ところがである。毎年中国から長崎の方へ空の旅をする黄砂が今年は多かったようだ。なんとも、今年は北海道まで黄砂が飛んだという話ではないか。私たちが乗った飛行機はその黄砂が吹きすさぶ風の強い所を通過したのである。(もっともこれは帰国後に知ったことであるが…)
飛行機で一番危険といわれる離陸から安定飛行に入り、シートベルトもはずし、機内のドリンクサービスが始まった直後である。丁度、九州上空であろうか。
飛行機が突然揺れだしたのである。それもドリンクサービスのコーラが横揺れによりバシャバシャこぼれるほどの揺れである。ドリンクサービスは中止、機長(英語)とスチュワーデス(日本語と中国語)のアナウンスで「ただいま気流が大変に乱れております。シートベルトを着用願います。」
しばらくして今度は縦揺れが始まったのである。隣にいた飛行機慣れをしている女房も「これは、あんまりだ。」とつぶやく。気の小さい私の頭の中に昭和60年の事故のことが思い出される。「ダッチロール」、「フゴイド(縦ゆれ)」…。女房が追い討ちをかけるように「コックピットで何か分かっても絶対に乗客には言わないからね。」スチュワーデスさんの脇の電話が何回も鳴る。非常事態発生なのだろうか。

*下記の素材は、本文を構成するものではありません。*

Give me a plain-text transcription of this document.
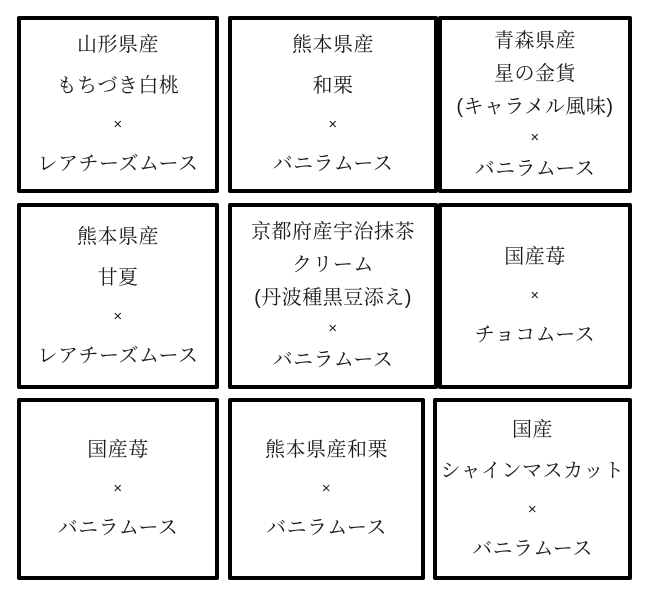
山形県産
もちづき白桃
×
レアチーズムース
熊本県産
和栗
×
バニラムース
青森県産
星の金貨
(キャラメル風味)
×
バニラムース
熊本県産
甘夏
×
レアチーズムース
京都府産宇治抹茶
クリーム
(丹波種黒豆添え)
×
バニラムース
国産苺
×
チョコムース
国産苺
×
バニラムース
熊本県産和栗
×
バニラムース
国産
シャインマスカット
×
バニラムース
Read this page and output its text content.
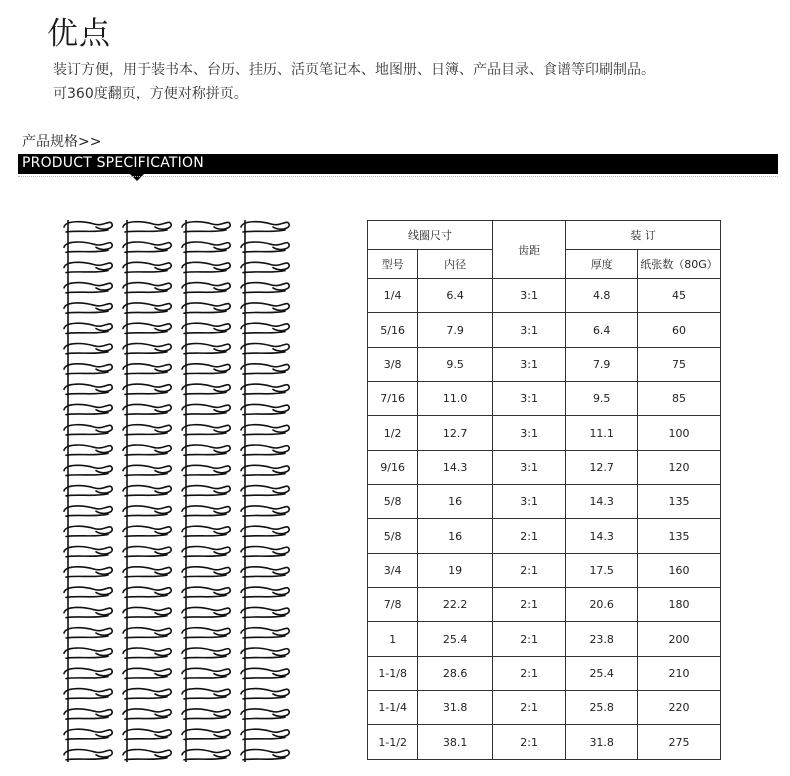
优点

装订方便，用于装书本、台历、挂历、活页笔记本、地图册、日簿、产品目录、食谱等印刷制品。

可360度翻页，方便对称拼页。

产品规格>>
PRODUCT SPECIFICATION
线圈尺寸		齿距	装 订	
型号	内径		厚度	纸张数（80G）
1/4	6.4	3:1	4.8	45
5/16	7.9	3:1	6.4	60
3/8	9.5	3:1	7.9	75
7/16	11.0	3:1	9.5	85
1/2	12.7	3:1	11.1	100
9/16	14.3	3:1	12.7	120
5/8	16	3:1	14.3	135
5/8	16	2:1	14.3	135
3/4	19	2:1	17.5	160
7/8	22.2	2:1	20.6	180
1	25.4	2:1	23.8	200
1-1/8	28.6	2:1	25.4	210
1-1/4	31.8	2:1	25.8	220
1-1/2	38.1	2:1	31.8	275
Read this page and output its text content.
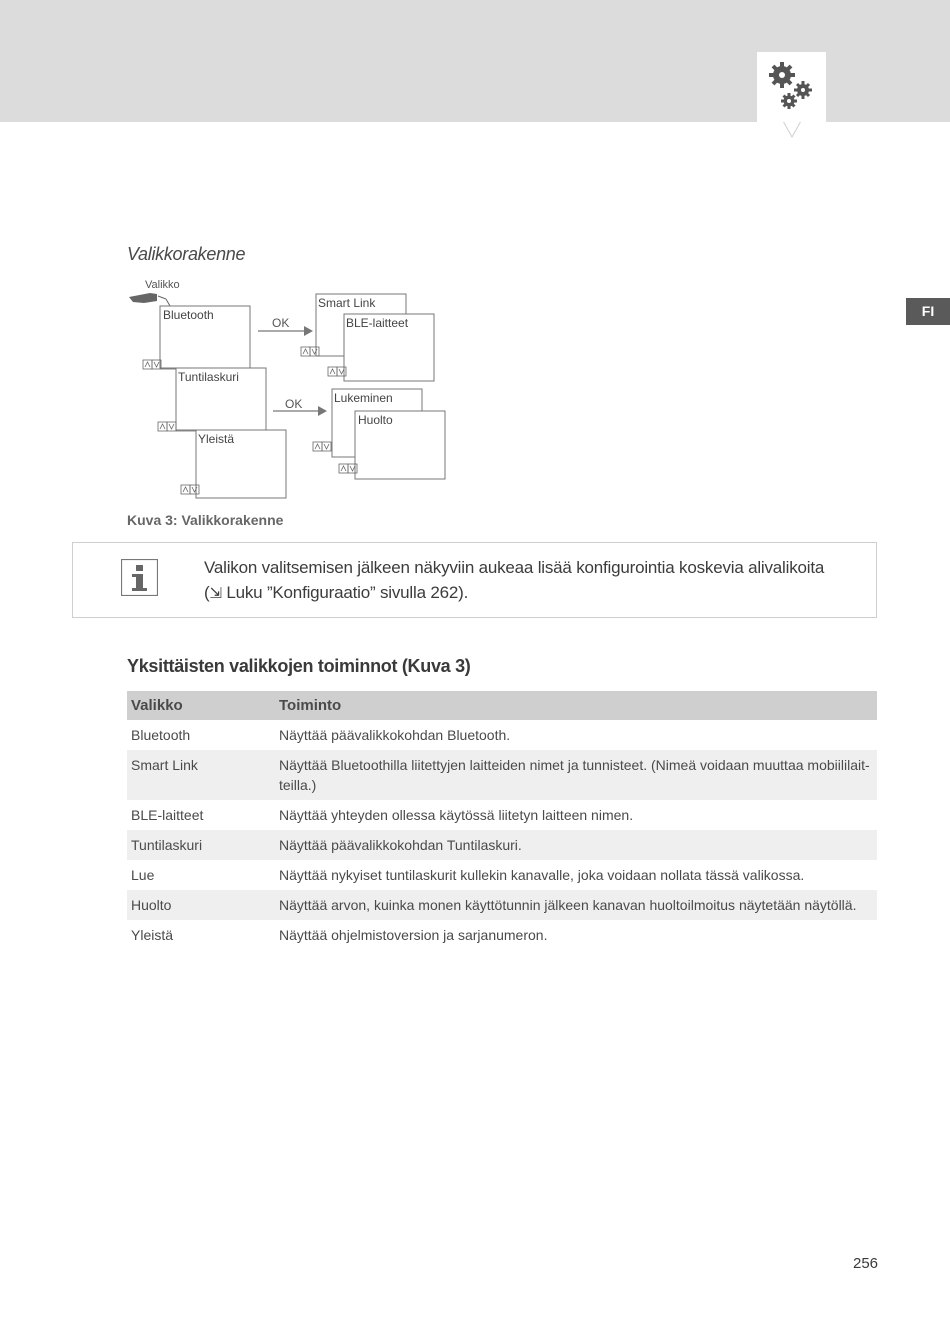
FI
Valikkorakenne
Valikko
Bluetooth
Tuntilaskuri
Yleistä
OK
OK
Smart Link
BLE-laitteet
Lukeminen
Huolto
Kuva 3: Valikkorakenne
Valikon valitsemisen jälkeen näkyviin aukeaa lisää konfigurointia koskevia alivalikoita
(⇲ Luku ”Konfiguraatio” sivulla 262).
Yksittäisten valikkojen toiminnot (Kuva 3)
Valikko	Toiminto
Bluetooth	Näyttää päävalikkokohdan Bluetooth.
Smart Link	Näyttää Bluetoothilla liitettyjen laitteiden nimet ja tunnisteet. (Nimeä voidaan muuttaa mobiililait-teilla.)
BLE-laitteet	Näyttää yhteyden ollessa käytössä liitetyn laitteen nimen.
Tuntilaskuri	Näyttää päävalikkokohdan Tuntilaskuri.
Lue	Näyttää nykyiset tuntilaskurit kullekin kanavalle, joka voidaan nollata tässä valikossa.
Huolto	Näyttää arvon, kuinka monen käyttötunnin jälkeen kanavan huoltoilmoitus näytetään näytöllä.
Yleistä	Näyttää ohjelmistoversion ja sarjanumeron.
256
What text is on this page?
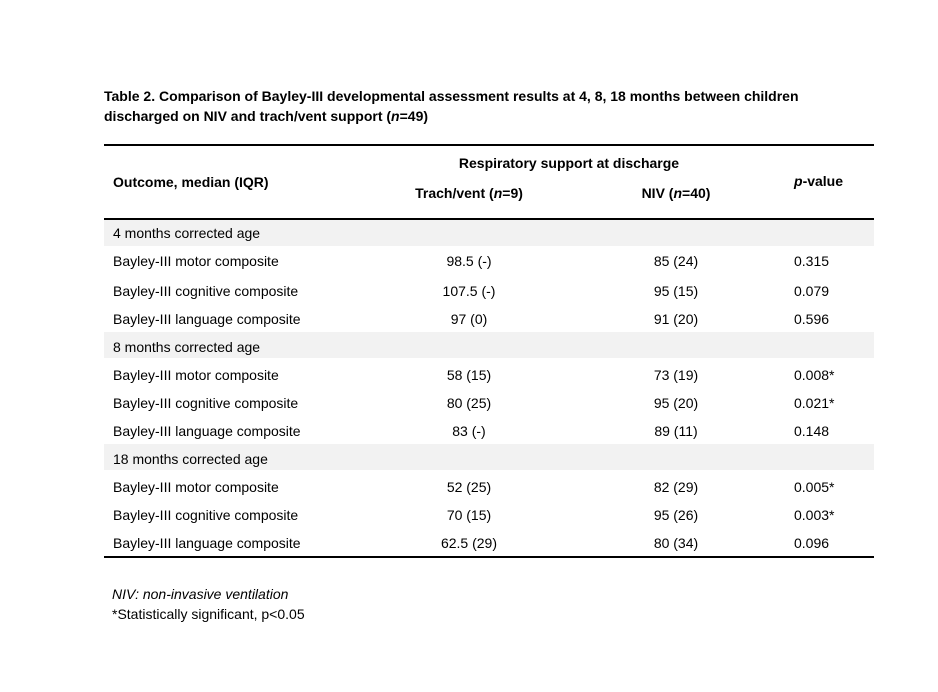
Table 2. Comparison of Bayley-III developmental assessment results at 4, 8, 18 months between children discharged on NIV and trach/vent support (n=49)
Outcome, median (IQR)
Respiratory support at discharge
Trach/vent (n=9)	NIV (n=40)
p-value
4 months corrected age
Bayley-III motor composite	98.5 (-)	85 (24)	0.315
Bayley-III cognitive composite	107.5 (-)	95 (15)	0.079
Bayley-III language composite	97 (0)	91 (20)	0.596
8 months corrected age
Bayley-III motor composite	58 (15)	73 (19)	0.008*
Bayley-III cognitive composite	80 (25)	95 (20)	0.021*
Bayley-III language composite	83 (-)	89 (11)	0.148
18 months corrected age
Bayley-III motor composite	52 (25)	82 (29)	0.005*
Bayley-III cognitive composite	70 (15)	95 (26)	0.003*
Bayley-III language composite	62.5 (29)	80 (34)	0.096
NIV: non-invasive ventilation
*Statistically significant, p<0.05
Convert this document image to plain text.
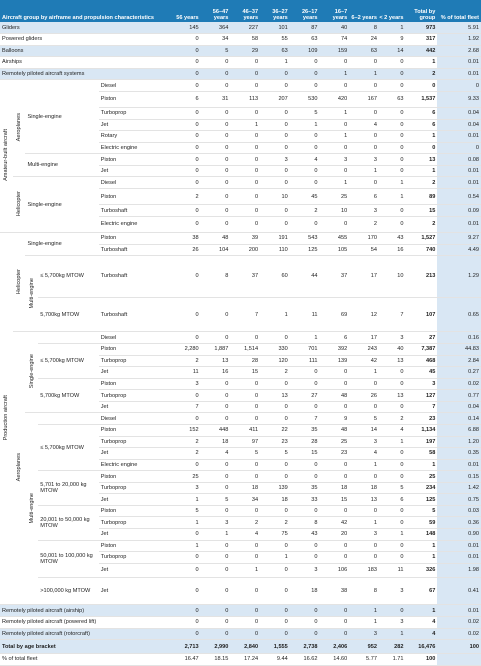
Aircraft group by airframe and propulsion characteristics					56 years	56–47 years	46–37 years	36–27 years	26–17 years	16–7 years	6–2 years	< 2 years	Total by group	% of total fleet
Gliders					145	364	227	101	87	40	8	1	973	5.91
Powered gliders					0	34	58	55	63	74	24	9	317	1.92
Balloons					0	5	29	63	109	159	63	14	442	2.68
Airships					0	0	0	1	0	0	0	0	1	0.01
Remotely piloted aircraft systems					0	0	0	0	0	1	1	0	2	0.01
Amateur-built aircraft	Aeroplanes	Single-engine		Diesel	0	0	0	0	0	0	0	0	0	0
				Piston	6	31	113	207	530	420	167	63	1,537	9.33
				Turboprop	0	0	0	0	5	1	0	0	6	0.04
				Jet	0	0	1	0	1	0	4	0	6	0.04
				Rotary	0	0	0	0	0	1	0	0	1	0.01
				Electric engine	0	0	0	0	0	0	0	0	0	0
		Multi-engine		Piston	0	0	0	3	4	3	3	0	13	0.08
				Jet	0	0	0	0	0	0	1	0	1	0.01
	Helicopter	Single-engine		Diesel	0	0	0	0	0	1	0	1	2	0.01
				Piston	2	0	0	10	45	25	6	1	89	0.54
				Turboshaft	0	0	0	0	2	10	3	0	15	0.09
				Electric engine	0	0	0	0	0	0	2	0	2	0.01
Production aircraft	Helicopter	Single-engine		Piston	38	48	39	191	543	455	170	43	1,527	9.27
				Turboshaft	26	104	200	110	125	105	54	16	740	4.49
		Multi-engine	≤ 5,700kg MTOW	Turboshaft	0	8	37	60	44	37	17	10	213	1.29
			5,700kg MTOW	Turboshaft	0	0	7	1	11	69	12	7	107	0.65
	Aeroplanes	Single-engine		Diesel	0	0	0	0	1	6	17	3	27	0.16
			≤ 5,700kg MTOW	Piston	2,280	1,887	1,514	330	701	392	243	40	7,387	44.83
				Turboprop	2	13	28	120	111	139	42	13	468	2.84
				Jet	11	16	15	2	0	0	1	0	45	0.27
			5,700kg MTOW	Piston	3	0	0	0	0	0	0	0	3	0.02
				Turboprop	0	0	0	13	27	48	26	13	127	0.77
				Jet	7	0	0	0	0	0	0	0	7	0.04
		Multi-engine		Diesel	0	0	0	0	7	9	5	2	23	0.14
			≤ 5,700kg MTOW	Piston	152	448	411	22	35	48	14	4	1,134	6.88
				Turboprop	2	18	97	23	28	25	3	1	197	1.20
				Jet	2	4	5	5	15	23	4	0	58	0.35
				Electric engine	0	0	0	0	0	0	1	0	1	0.01
			5,701 to 20,000 kg MTOW	Piston	25	0	0	0	0	0	0	0	25	0.15
				Turboprop	3	0	18	139	35	18	18	5	234	1.42
				Jet	1	5	34	18	33	15	13	6	125	0.75
			20,001 to 50,000 kg MTOW	Piston	5	0	0	0	0	0	0	0	5	0.03
				Turboprop	1	3	2	2	8	42	1	0	59	0.36
				Jet	0	1	4	75	43	20	3	1	148	0.90
			50,001 to 100,000 kg MTOW	Piston	1	0	0	0	0	0	0	0	1	0.01
				Turboprop	0	0	0	1	0	0	0	0	1	0.01
				Jet	0	0	1	0	3	106	183	11	326	1.98
			>100,000 kg MTOW	Jet	0	0	0	0	18	38	8	3	67	0.41
Remotely piloted aircraft (airship)					0	0	0	0	0	0	1	0	1	0.01
Remotely piloted aircraft (powered lift)					0	0	0	0	0	0	1	3	4	0.02
Remotely piloted aircraft (rotorcraft)					0	0	0	0	0	0	3	1	4	0.02
Total by age bracket					2,713	2,990	2,840	1,555	2,738	2,406	952	282	16,476	100
% of total fleet					16.47	18.15	17.24	9.44	16.62	14.60	5.77	1.71	100	
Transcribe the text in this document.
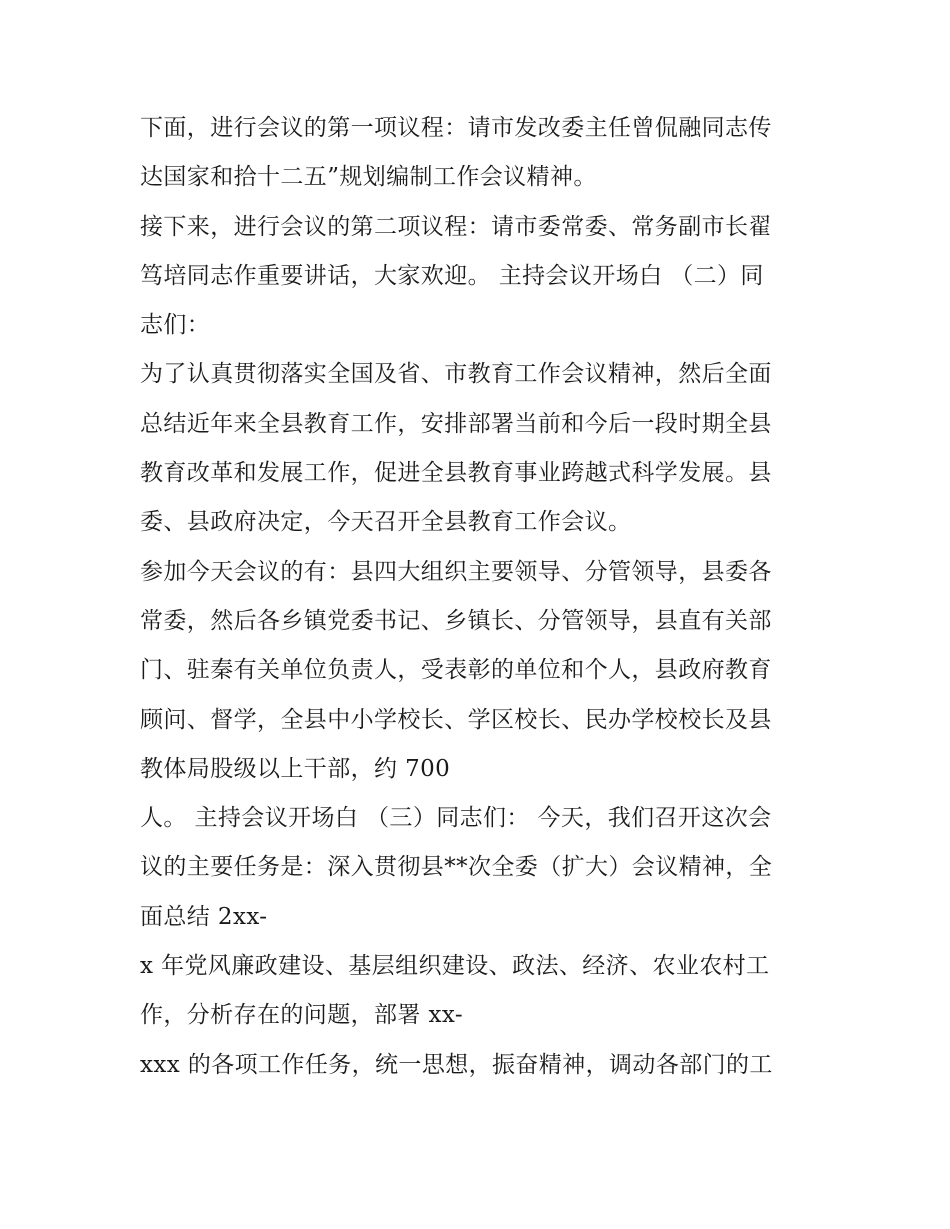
下面，进行会议的第一项议程：请市发改委主任曾侃融同志传
达国家和拾十二五”规划编制工作会议精神。
接下来，进行会议的第二项议程：请市委常委、常务副市长翟
笃培同志作重要讲话，大家欢迎。 主持会议开场白 （二）同
志们：
为了认真贯彻落实全国及省、市教育工作会议精神，然后全面
总结近年来全县教育工作，安排部署当前和今后一段时期全县
教育改革和发展工作，促进全县教育事业跨越式科学发展。县
委、县政府决定，今天召开全县教育工作会议。
参加今天会议的有：县四大组织主要领导、分管领导，县委各
常委，然后各乡镇党委书记、乡镇长、分管领导，县直有关部
门、驻秦有关单位负责人，受表彰的单位和个人，县政府教育
顾问、督学，全县中小学校长、学区校长、民办学校校长及县
教体局股级以上干部，约 700
人。 主持会议开场白 （三）同志们： 今天，我们召开这次会
议的主要任务是：深入贯彻县**次全委（扩大）会议精神，全
面总结 2xx-
x 年党风廉政建设、基层组织建设、政法、经济、农业农村工
作，分析存在的问题，部署 xx-
xxx 的各项工作任务，统一思想，振奋精神，调动各部门的工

そして香港までの飛行機の旅4時間あまりの中で最後の1時間だけゆったりと飛んだ。食事のサービスも最後の方で出てきた。なんとフォークとナイフがプラスチック製である。これはテロ防止のためということであった。脳裏にWTCテロの事件が思い起こされる。さすがに食事の味は味は分からなかった。